As Adam Prussin reports in the current issue of The Pomerantz Monitor, one of the prime agitators against excessive executive pay packages is Institutional Shareholder Services, the influential proxy advisory firm. According to the Wall Street Journal, ISS “consistently delivers about 25% to 35% of the say on pay vote.”
In setting compensation packages, most board compensation committees – and ISS as well – rely on analyses of what executives are being paid at “comparable” companies. Because there are no universally accepted criteria for selecting comparables for pay purposes, the opportunities for “cherry-picking” to produce a desired result are obvious. The WSJ reports that “disputes between publicly held companies and Institutional Shareholder Services over how those peer groups should be chosen are playing a big role in shareholders’ advisory votes on pay this year, with the companies and the influential proxy advisory firm both jockeying to justify their choices.“
So far this year, twenty-six companies have filed proxy supplements disputing ISS’s choices of comparable companies for arriving at its “nay” recommendation.

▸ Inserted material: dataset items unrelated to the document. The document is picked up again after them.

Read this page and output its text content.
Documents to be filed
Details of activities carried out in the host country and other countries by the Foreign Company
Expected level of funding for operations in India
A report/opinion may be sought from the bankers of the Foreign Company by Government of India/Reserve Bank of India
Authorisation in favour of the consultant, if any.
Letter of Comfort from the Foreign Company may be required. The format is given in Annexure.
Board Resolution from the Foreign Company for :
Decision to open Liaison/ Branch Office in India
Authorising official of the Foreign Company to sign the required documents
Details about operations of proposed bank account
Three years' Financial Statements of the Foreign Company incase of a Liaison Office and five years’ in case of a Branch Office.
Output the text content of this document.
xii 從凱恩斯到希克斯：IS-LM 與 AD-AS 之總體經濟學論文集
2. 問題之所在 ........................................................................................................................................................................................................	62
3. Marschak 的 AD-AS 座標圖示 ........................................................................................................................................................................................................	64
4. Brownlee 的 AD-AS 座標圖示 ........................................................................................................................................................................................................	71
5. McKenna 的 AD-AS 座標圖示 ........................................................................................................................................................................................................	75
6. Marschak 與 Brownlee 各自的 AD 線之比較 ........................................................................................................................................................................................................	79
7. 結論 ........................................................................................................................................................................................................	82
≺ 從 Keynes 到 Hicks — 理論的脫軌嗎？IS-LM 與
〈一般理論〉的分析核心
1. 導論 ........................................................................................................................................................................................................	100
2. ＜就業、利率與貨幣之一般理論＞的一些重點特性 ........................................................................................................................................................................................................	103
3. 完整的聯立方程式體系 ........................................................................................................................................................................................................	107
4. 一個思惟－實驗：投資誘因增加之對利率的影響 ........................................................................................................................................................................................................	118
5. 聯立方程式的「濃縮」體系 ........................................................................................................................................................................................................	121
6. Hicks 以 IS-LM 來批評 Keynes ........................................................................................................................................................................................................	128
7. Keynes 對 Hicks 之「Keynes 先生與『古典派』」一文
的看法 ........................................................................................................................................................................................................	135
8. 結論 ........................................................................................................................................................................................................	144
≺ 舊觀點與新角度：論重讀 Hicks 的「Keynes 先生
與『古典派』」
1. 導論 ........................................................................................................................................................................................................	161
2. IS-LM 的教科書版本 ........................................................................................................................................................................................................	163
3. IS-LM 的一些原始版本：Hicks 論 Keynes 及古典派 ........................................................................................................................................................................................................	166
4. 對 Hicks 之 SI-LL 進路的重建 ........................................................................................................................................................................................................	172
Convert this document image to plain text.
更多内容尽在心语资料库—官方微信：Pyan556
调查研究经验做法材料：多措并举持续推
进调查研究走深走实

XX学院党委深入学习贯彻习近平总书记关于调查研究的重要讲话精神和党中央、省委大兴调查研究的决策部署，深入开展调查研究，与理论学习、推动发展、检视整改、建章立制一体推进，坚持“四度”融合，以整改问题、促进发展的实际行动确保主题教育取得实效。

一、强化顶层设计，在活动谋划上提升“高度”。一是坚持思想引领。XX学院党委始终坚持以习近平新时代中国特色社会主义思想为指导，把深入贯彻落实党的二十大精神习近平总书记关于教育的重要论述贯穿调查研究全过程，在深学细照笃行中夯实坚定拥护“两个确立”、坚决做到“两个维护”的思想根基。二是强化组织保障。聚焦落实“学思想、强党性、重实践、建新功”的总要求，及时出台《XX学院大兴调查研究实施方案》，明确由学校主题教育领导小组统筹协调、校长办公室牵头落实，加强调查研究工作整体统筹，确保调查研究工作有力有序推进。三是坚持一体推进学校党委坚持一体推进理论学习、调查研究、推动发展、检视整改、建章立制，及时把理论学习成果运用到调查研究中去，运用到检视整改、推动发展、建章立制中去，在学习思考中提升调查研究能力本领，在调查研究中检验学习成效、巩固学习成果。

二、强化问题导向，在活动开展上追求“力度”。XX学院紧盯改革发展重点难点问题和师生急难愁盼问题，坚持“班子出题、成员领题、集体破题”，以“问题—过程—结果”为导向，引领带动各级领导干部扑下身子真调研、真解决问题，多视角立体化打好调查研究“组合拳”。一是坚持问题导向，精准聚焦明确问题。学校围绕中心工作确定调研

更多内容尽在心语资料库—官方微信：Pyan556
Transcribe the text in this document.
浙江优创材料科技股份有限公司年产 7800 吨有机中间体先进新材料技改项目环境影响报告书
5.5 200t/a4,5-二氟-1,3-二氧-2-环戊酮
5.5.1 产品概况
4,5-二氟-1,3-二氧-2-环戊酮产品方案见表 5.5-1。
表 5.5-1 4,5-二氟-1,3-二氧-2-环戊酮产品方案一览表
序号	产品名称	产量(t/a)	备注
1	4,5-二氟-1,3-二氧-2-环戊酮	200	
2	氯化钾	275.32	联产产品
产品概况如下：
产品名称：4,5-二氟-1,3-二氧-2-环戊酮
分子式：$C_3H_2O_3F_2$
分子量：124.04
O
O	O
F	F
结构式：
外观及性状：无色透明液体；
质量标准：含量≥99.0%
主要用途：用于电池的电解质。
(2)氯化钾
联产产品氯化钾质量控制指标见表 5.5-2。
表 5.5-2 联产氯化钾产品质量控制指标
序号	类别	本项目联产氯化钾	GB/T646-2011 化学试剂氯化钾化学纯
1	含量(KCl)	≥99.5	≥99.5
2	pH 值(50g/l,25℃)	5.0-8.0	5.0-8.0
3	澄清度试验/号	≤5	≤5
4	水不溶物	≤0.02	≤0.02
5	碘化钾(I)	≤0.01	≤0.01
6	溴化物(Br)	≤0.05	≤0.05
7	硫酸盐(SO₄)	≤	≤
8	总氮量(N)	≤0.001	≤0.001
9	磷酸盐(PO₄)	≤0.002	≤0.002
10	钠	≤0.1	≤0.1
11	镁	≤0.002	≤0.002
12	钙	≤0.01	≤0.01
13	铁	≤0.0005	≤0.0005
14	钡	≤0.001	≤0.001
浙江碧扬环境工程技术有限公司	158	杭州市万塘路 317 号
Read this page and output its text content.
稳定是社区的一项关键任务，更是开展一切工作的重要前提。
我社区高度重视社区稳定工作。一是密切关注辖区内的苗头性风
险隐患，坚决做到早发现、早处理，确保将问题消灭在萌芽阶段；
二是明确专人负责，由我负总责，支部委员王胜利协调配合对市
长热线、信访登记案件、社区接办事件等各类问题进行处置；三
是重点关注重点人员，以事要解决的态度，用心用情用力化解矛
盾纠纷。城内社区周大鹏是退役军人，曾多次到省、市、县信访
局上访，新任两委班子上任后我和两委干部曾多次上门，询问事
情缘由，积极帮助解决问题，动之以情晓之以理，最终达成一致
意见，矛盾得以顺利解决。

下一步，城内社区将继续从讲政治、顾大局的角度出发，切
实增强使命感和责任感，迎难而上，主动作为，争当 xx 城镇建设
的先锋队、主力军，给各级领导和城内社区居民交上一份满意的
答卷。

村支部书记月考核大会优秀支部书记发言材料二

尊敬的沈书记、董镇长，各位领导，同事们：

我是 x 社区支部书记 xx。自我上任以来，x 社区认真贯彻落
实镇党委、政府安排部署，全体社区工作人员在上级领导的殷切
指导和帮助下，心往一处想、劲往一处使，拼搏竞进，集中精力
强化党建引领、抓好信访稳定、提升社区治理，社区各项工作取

ISS says that, in selecting “comparables,” it looks at companies of the same size as the company it is analyzing, even if those companies may not be in the same business. The companies themselves, on the other hand, often look to their principal competitors, even if they are much larger than themselves. Bloomberg News quotes Thomas DiPrete, a Columbia sociologist who has studied executive compensation, as saying that “there is pretty straightforward evidence of cherry-picking, and it’s pervasive.” Bloomberg mentions that “CBS gave Leslie Moonves $69.9 million after looking at pay at ‘comparable’ companies that are, on average, twice CBS’ size (the largest of which is 15 times the size of CBS), and many of which are not in the media business.”
Asking shareholders to decide which are the more appropriate comparisons is an exercise in futility. That is why ISS (as well as Glass Lewis, the other major proxy advisory firm), have so much influence in this matter.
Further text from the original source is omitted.